“Born in Jerusalem and Still Alive”
“If there was a terror attack on a bus and 8 people died, you can still go for a beer, and even on a date, because it’s routine,” Ronen explains to a group of tourists. “But if there was a bombing in a café and 15 people died, that’s an exception. You can still go for a beer, because we are stronger than that. But not on a date, because it’s not romantic.” Ronen is the protagonist of the new black comedy and winner of the Best Debut award, “Born in Jerusalem and Still Alive.” He’s a twenty-something schlemiel, leading tours of terror attack sites in his native Jerusalem. This is not a business for him—he doesn’t charge for the tours. Rather, it is his way to heal from the scarring trauma of coming of age in late 1990s-early 2000s, when the violence between Israelis and Palestinians shaped the everyday fabric of life in the region.
Ronen is played by first-time writer-director Yossi Atia, who based the script on his real life. Like his protagonist, Atia grew up in the center of Jerusalem, lived through the bombings, was haunted by nightmares at night and fears during the day, and started leading tours as a way of coping. As he told me after the screening, he didn’t plan to make a narrative feature. For years he tried to make a documentary about his tours, but it didn’t work out. Then he made it into a short comedy. Ultimately, he fictionalized his story, added a romantic subplot, and brought it to the veteran Israeli filmmaker, David Ofek, who then co-directed the film with him.

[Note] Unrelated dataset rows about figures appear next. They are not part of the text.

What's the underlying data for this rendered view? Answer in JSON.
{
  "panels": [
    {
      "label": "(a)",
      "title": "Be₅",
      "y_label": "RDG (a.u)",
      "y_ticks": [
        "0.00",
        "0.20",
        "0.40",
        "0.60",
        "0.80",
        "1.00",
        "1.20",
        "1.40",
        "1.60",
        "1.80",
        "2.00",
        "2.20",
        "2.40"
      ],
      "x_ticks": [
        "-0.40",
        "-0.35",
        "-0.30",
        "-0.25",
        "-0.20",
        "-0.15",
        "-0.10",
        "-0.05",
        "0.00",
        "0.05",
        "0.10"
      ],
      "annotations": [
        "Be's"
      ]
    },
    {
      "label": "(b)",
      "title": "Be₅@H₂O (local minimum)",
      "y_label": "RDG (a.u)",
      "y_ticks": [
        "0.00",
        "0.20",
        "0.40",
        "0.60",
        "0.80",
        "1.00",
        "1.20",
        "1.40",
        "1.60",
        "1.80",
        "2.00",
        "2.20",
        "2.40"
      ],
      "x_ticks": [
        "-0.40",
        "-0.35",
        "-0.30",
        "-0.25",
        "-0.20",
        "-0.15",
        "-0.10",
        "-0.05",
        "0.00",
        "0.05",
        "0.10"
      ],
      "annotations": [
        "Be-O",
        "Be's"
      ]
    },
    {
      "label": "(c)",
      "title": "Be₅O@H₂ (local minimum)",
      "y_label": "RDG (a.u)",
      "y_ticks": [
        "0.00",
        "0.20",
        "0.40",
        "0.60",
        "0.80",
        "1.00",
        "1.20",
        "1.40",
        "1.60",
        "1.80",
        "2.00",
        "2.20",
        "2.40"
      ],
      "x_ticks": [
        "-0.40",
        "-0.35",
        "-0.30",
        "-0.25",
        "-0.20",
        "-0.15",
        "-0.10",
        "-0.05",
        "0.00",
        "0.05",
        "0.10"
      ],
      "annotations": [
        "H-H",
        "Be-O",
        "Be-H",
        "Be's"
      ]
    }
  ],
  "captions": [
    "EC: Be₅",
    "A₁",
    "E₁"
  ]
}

Don’t expect probing investigation into the roots of violence or political complexity from what essentially is a dark rom-com. The occupation and Israel’s oppression don’t figure into the story. But politics do enter the film, just very gently: as Ronen leads his groups through the sites, he points out memorial plaques. “This one is from 1997,” he comments, “It says, ‘May they rest in peace’. But this one is from 2002, it says, ‘May God avenge their deaths’.” In his charming broken English, he explains, “Israeli society became more revenge.”
The film’s main achievement is its insight into the experience of Israelis for whom sudden, violent death was a daily reality. (There are no Palestinians on screen, even though they make up a large part of Jerusalem’s population.) The scenes in which Ronen teaches the tourists the ropes are the best ones. In addition to talking them through dating dilemmas in a time of terror, he demonstrates to his audience how to make a phone call to a loved one after a bombing: “Hi, are you ok? I’m ok. I love you too, bye.” There is a formula to it. Then he distributes to his motley group old flip phones and asks them to make such phone calls, in their mother-tongues. The camera zooms in on the urgent expressions on the tourists’ faces as they make frantic multilingual “calls,” and then fall silent. Scenes like that send chills down the spine.